Introduction: The most common motive for hospitalization due to dengue fever in children varies according to the age group While in school age children, alarm signs are cited, in infants age itself is a risk factor. Objective: To compare the clinical, laboratory, and management characteristics of infants and school-age children hospitalized with a diagnosis of dengue fever. Methodology: We conducted a cohort study in the emergency department of the Hospital General Pediatríco Niños de Acosta Ñu from January to May 2013 that included 120 hospitalized children with confirmed diagnoses of dengue fever, of whom 60 were under age 1 year and 60 were over age 5 years.
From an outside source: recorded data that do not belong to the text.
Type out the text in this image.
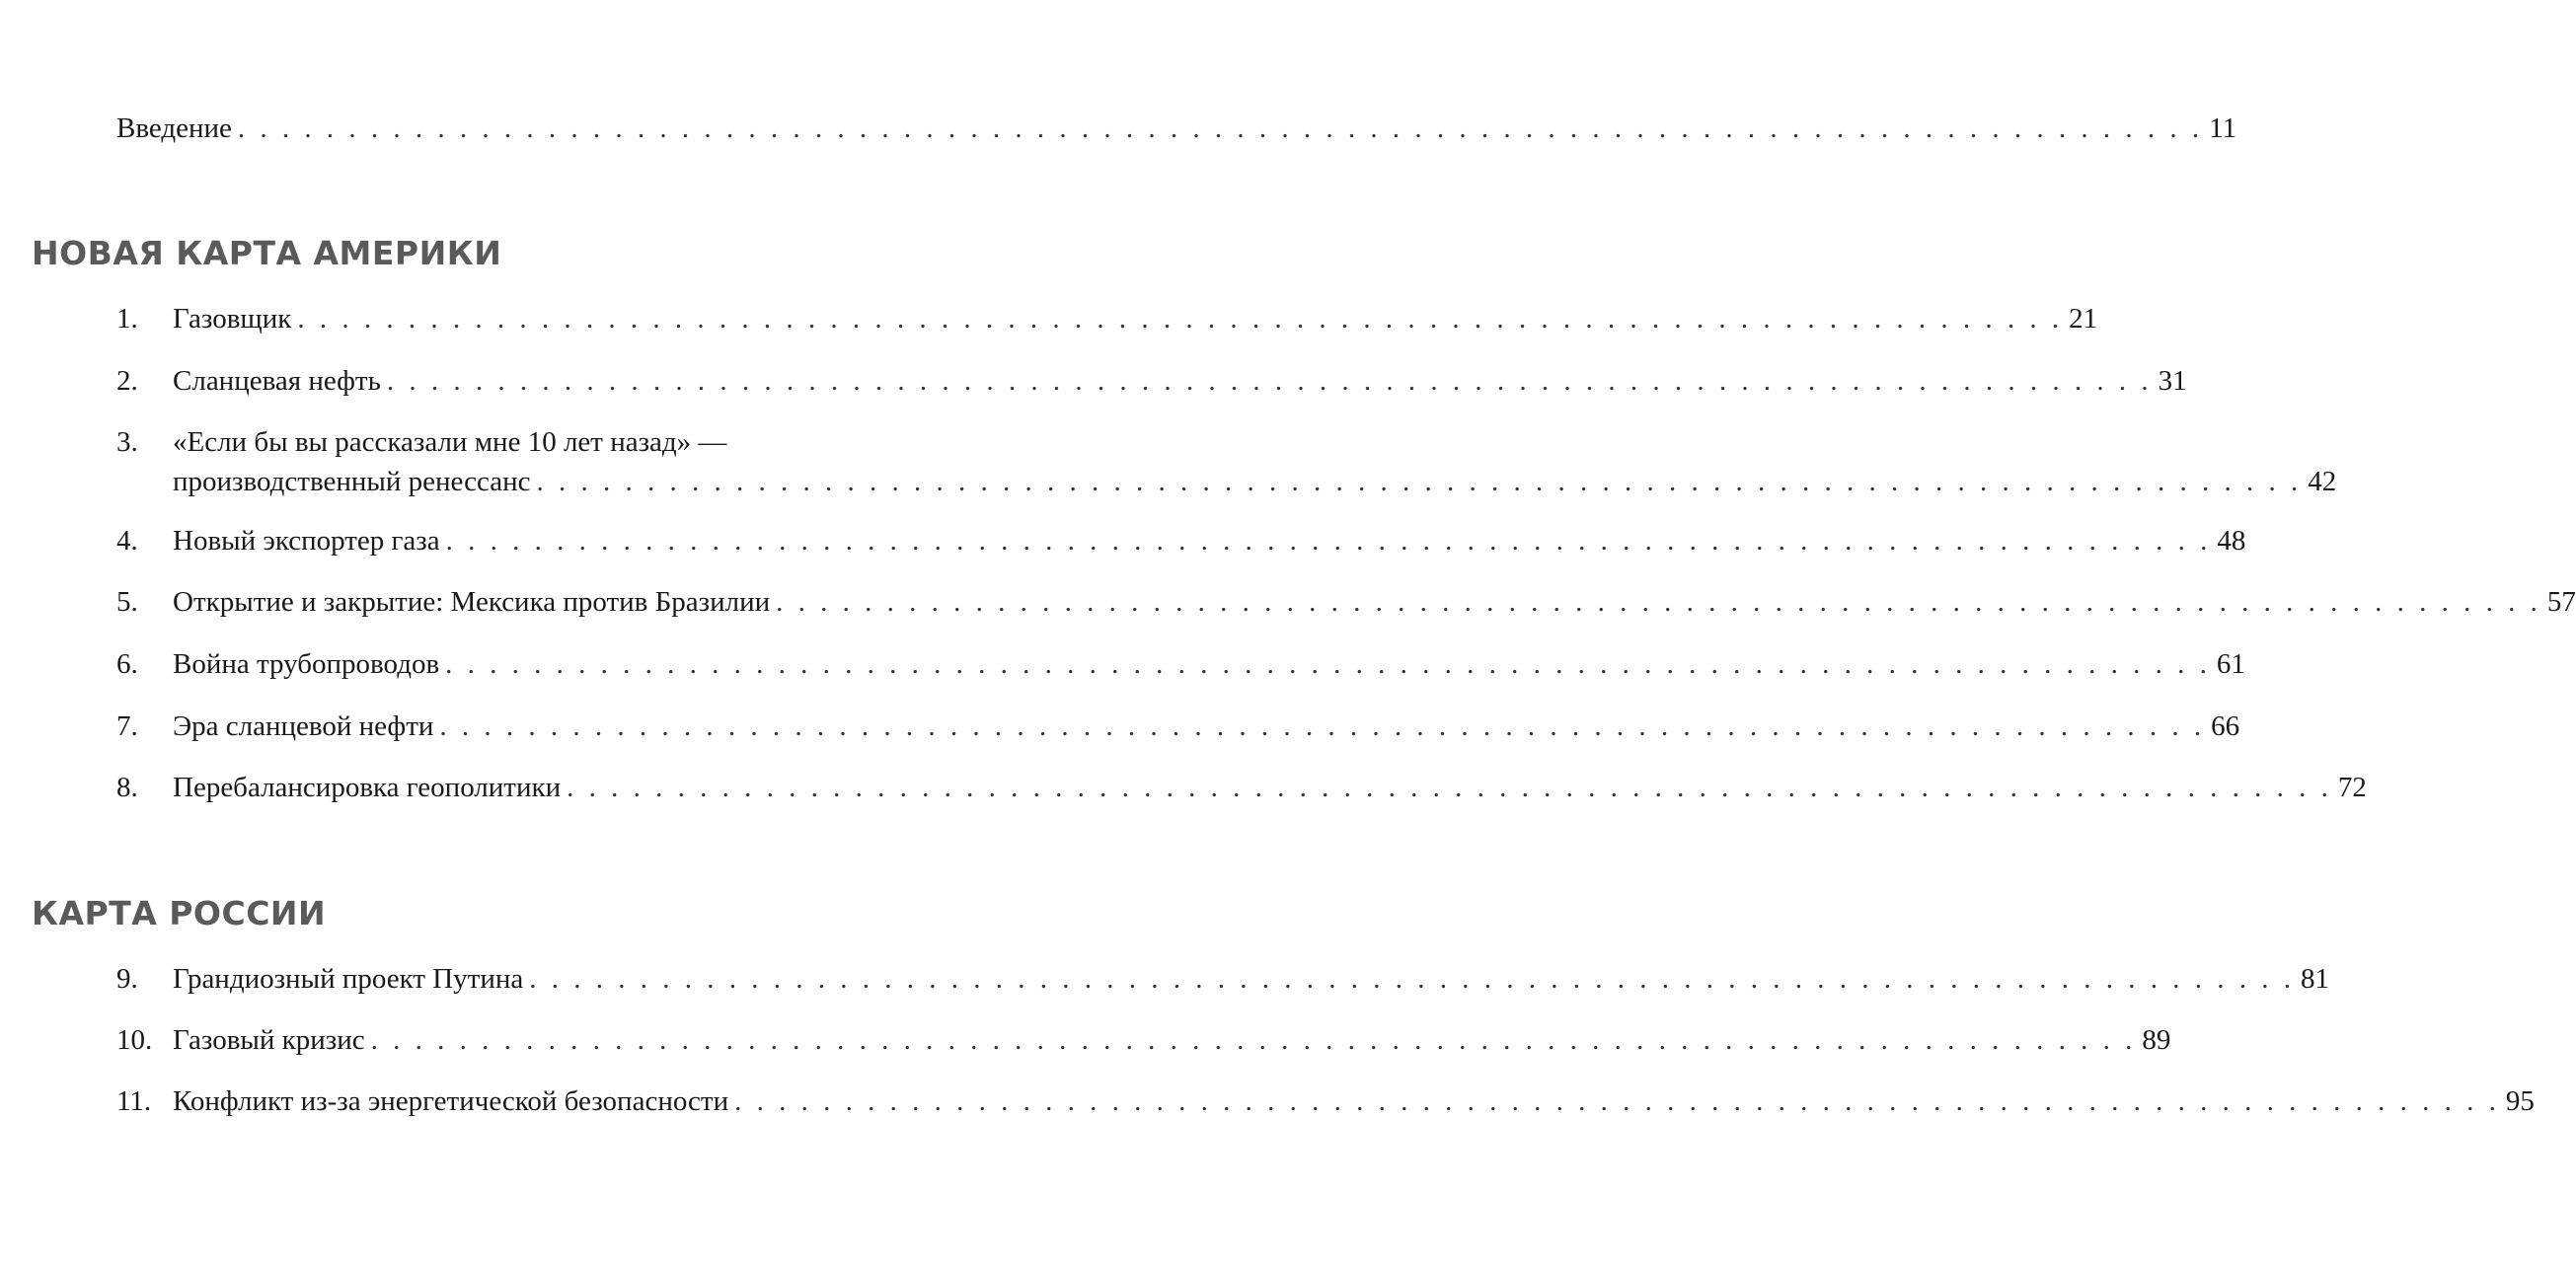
Введение . . . . . . . . . . . . . . . . . . . . . . . . . . . . . . . . . . . . . . . . . . . . . . . . . . . . . . . . . . . . . . . . . . . . . . . . . . . . . . . . . . . . . . . . . 11
НОВАЯ КАРТА АМЕРИКИ
1.	Газовщик . . . . . . . . . . . . . . . . . . . . . . . . . . . . . . . . . . . . . . . . . . . . . . . . . . . . . . . . . . . . . . . . . . . . . . . . . . . . . . . . 21
2.	Сланцевая нефть . . . . . . . . . . . . . . . . . . . . . . . . . . . . . . . . . . . . . . . . . . . . . . . . . . . . . . . . . . . . . . . . . . . . . . . . . . . . . . . . 31
3.	«Если бы вы рассказали мне 10 лет назад» —
производственный ренессанс . . . . . . . . . . . . . . . . . . . . . . . . . . . . . . . . . . . . . . . . . . . . . . . . . . . . . . . . . . . . . . . . . . . . . . . . . . . . . . . . 42
4.	Новый экспортер газа . . . . . . . . . . . . . . . . . . . . . . . . . . . . . . . . . . . . . . . . . . . . . . . . . . . . . . . . . . . . . . . . . . . . . . . . . . . . . . . . 48
5.	Открытие и закрытие: Мексика против Бразилии . . . . . . . . . . . . . . . . . . . . . . . . . . . . . . . . . . . . . . . . . . . . . . . . . . . . . . . . . . . . . . . . . . . . . . . . . . . . . . . . 57
6.	Война трубопроводов . . . . . . . . . . . . . . . . . . . . . . . . . . . . . . . . . . . . . . . . . . . . . . . . . . . . . . . . . . . . . . . . . . . . . . . . . . . . . . . . 61
7.	Эра сланцевой нефти . . . . . . . . . . . . . . . . . . . . . . . . . . . . . . . . . . . . . . . . . . . . . . . . . . . . . . . . . . . . . . . . . . . . . . . . . . . . . . . . 66
8.	Перебалансировка геополитики . . . . . . . . . . . . . . . . . . . . . . . . . . . . . . . . . . . . . . . . . . . . . . . . . . . . . . . . . . . . . . . . . . . . . . . . . . . . . . . . 72
КАРТА РОССИИ
9.	Грандиозный проект Путина . . . . . . . . . . . . . . . . . . . . . . . . . . . . . . . . . . . . . . . . . . . . . . . . . . . . . . . . . . . . . . . . . . . . . . . . . . . . . . . . 81
10. Газовый кризис . . . . . . . . . . . . . . . . . . . . . . . . . . . . . . . . . . . . . . . . . . . . . . . . . . . . . . . . . . . . . . . . . . . . . . . . . . . . . . . . 89
11. Конфликт из-за энергетической безопасности . . . . . . . . . . . . . . . . . . . . . . . . . . . . . . . . . . . . . . . . . . . . . . . . . . . . . . . . . . . . . . . . . . . . . . . . . . . . . . . . 95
The infants were hospitalized due to the age risk factor, and the school-age children due to alarm signs. Results: Progression to severe forms of the disease was similar in both age groups (34.5% versus 30% p: 0.08). School-age children showed greater frequency of abdominal pain (78.3% versus 3.3% p: <0.001), early signs of shock (65% versus 30% p: <0.001), and signs of bleeding (16.7% versus 1.6% p: 0.003), and remained febrile for longer periods (3.9 days ± 0.8 versus 2.6 ± 1 day p: <0.001). No difference was seen between groups in capillary leakage (31.7% versus 25% p: 0.41). The school-age children more frequently showed hemoconcentration on day 5 of disease (19% versus 1.7% p: <0.001), showed longer thrombocytopenia duration (55.6% versus 25% p: <0.001), and greater leukopenia during hospitalization compared to infants. Children over age 5 years more commonly required parenteral hydration (98.3% versus 58.3% p: <0.001). Only younger infants required intensive-care hospitalization (10/60:16.7%). Three infants received vasoactive agents due to shock refractory to fluids, 2 required transfusions of blood byproducts and 1 required colloid expansion (albumin). No school-age child required inotropic drugs, colloid expansion, or transfusion of blood byproducts. Conclusions: No difference was found in progression to severe forms of dengue between children under age 1 without other risk factors and older children with alarm signs at hospitalization.

Palabras clave : Dengue fever; clinical characteristics; laboratory results; infants; children; school-age.